A ceaseless whisper--like an eery lyre
Struck in the Erl-king's halls, where ghosts and dreams
Hold revelry, your goblin music screams,
Shivering and strange as some strange thought come true.
Brown as the agaric that frills dead trees,
Or those fantastic fungi of the woods
That crowd the dampness--are you kin to these
In some mysterious way that still eludes
My fancy? you, who haunt the solitudes
With witch-like wailings? voice, that seems to freeze
Out of the darkness,--like the scent which broods,
Rank and rain-sodden, over autumn nooks,--
That, to the mind, might well suggest such looks,
Ghastly and gray, as pale clairvoyance sees.
You people night with weirdness: lone and drear,
Beneath the stars, you cry your wizard runes;
And in the haggard silence, filled with fear,
Your shuddering hoot seems some bleak grief that croons
Mockery and terror; or,--beneath the moon's
Cloud-hurrying glimmer,--to the startled ear,
Crazed, madman snatches of old, perished tunes,
The witless wit of outcast Edgar there
In the wild night; or, wan with all despair,
The mirthless laughter of the Fool in Lear.
THE CHIPMUNK.
He makes a roadway of the crumbling fence,
Or on the fallen tree,--brown as a leaf
Fall stripes with russet,--gambols down the dense
Green twilight of the woods.
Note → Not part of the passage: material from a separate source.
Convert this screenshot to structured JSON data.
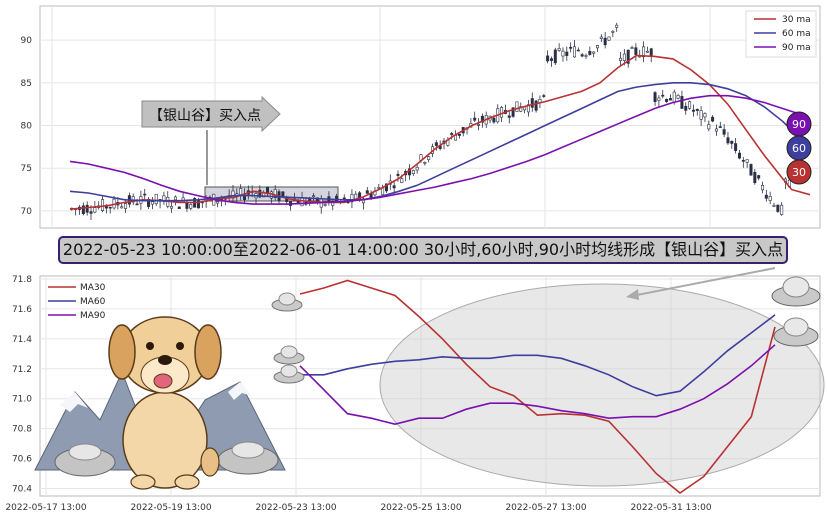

We see not whence
He comes, nor whither--'tis a time too brief!--
He vanishes;--swift carrier of some Fay,
Some pixy steed that haunts our child-belief--
A goblin glimpse from woodland way to way.
What harlequin mood of nature qualified
Him so with happiness? and limbed him with
Such young activity as winds, that ride
The ripples, have, that dance on every side?
As sunbeams know, that urge the sap and pith
Through hearts of trees? yet made him to delight,
Gnome-like, in darkness,--like a moonlight myth,--
Lairing in labyrinths of the under night.
Here, by a rock, beneath the moss, a hole
Leads to his home, the den wherein he sleeps;
Lulled by near noises of the cautious mole
Tunnelling its mine--like some ungainly Troll--
Or by the tireless cricket there that keeps
Picking its drowsy and monotonous lute;
Or slower sounds of grass that creeps and creeps,
And trees unrolling mighty root on root.
Such is the music of his sleeping hours.